À medida que o ritual se encaminhava para o final, voltei ao meu lugar e esperei. A combinação do azul claro do crepúsculo com o laranja das brasas parecia divina. Fazia muito frio. Recebemos um caloroso bom dia do pajé e levantamos para uma breve despedida. Numa linda demonstração de humildade, ele e o irmão agradeceram. Sentiam-se imensamente felizes pela presença de todos. Mesmo numa época tão nebulosa, estavam ali, de pé, doando um tempo precioso para iluminar o mundo com aquela cultura fantástica. A três mil quilômetros de casa. Nós é que temos o dever de agradecer pela coragem. Haux haux.
Enquanto íamos embora, logo depois das oito da manhã, tentei estabelecer um roteiro de como escreveria este relato. Precisava descrever a experiência da maneira mais objetiva possível, mas tinha, e continuo tendo, perfeita noção da impossibilidade da tarefa. Palavra nenhuma fará justiça, tamanha é a subjetividade. A ayahuasca é o início de um longo caminho de autoconhecimento, do olhar para dentro. O que cada um vê ou sente é invariavelmente diferente, assim como os motivos e intenções que levam à procura da medicina — mas a mudança, às vezes radical, é certa. Portanto, espero que meu livro possa acender uma faísca de curiosidade. Que suas páginas sirvam, ao menos, como uma porta.
*Introdução ao livro-reportagem ‘Os caminhos do cipó: perspectivas sobre o consumo contemporâneo de ayahuasca’ publicado aqui no Plural.

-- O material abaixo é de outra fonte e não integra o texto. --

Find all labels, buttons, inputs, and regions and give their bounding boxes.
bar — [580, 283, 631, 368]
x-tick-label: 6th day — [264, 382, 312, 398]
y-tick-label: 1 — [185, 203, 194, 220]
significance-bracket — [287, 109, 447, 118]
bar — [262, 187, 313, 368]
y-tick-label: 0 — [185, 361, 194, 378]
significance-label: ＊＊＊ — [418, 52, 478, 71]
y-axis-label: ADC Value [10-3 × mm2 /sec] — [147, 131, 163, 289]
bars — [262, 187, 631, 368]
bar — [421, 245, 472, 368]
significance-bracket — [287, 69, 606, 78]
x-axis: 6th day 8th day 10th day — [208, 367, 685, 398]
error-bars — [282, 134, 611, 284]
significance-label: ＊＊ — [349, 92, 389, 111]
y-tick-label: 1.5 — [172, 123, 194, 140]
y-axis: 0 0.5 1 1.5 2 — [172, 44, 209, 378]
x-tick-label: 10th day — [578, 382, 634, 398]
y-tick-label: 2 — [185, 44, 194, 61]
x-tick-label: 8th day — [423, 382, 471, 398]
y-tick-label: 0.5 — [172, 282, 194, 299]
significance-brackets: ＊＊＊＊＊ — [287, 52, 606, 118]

Olá Gabriel como vai? Tem dois dias tive minha primeira experiência e digo com toda certeza,foi a minha melhor escolha , é transformador, tem que sentir para entender palavras não expressam gratidão …
Oi Gabriel, que relato bonito, obrigada por compartilhar! Estou recolhendo relatos do trabalho de transformacao que as plantas medicinais nos oferecem e me esbarrei com seu blog. Posso repostar seu relato com os devidos creditos? obrigada
Tive minha primeira experiência fazem 10 dias e posso afirmar com absoluta certeza que foi um divisor de águas para minha vida. Irei com frequência voltar à aldeia, sempre que houver outra consagração. HAUX!
Estou há exatos 3 dias para experimentar a medicina Gabriel, tem alguma dica para aproveitar mais ainda a experiência?
Obrigado, tudo de bom sempre.
Tive o prazer de experimentar e posso dizer q foi a melhor coisa que fiz na vida !
Lindo relato!
Adorei ler o seu livro, estou tentando entender esse caminho, se você puder me ajudar e indicar um pajé sério é um lugar sério , gostaria de participar dessa experiência obrigado!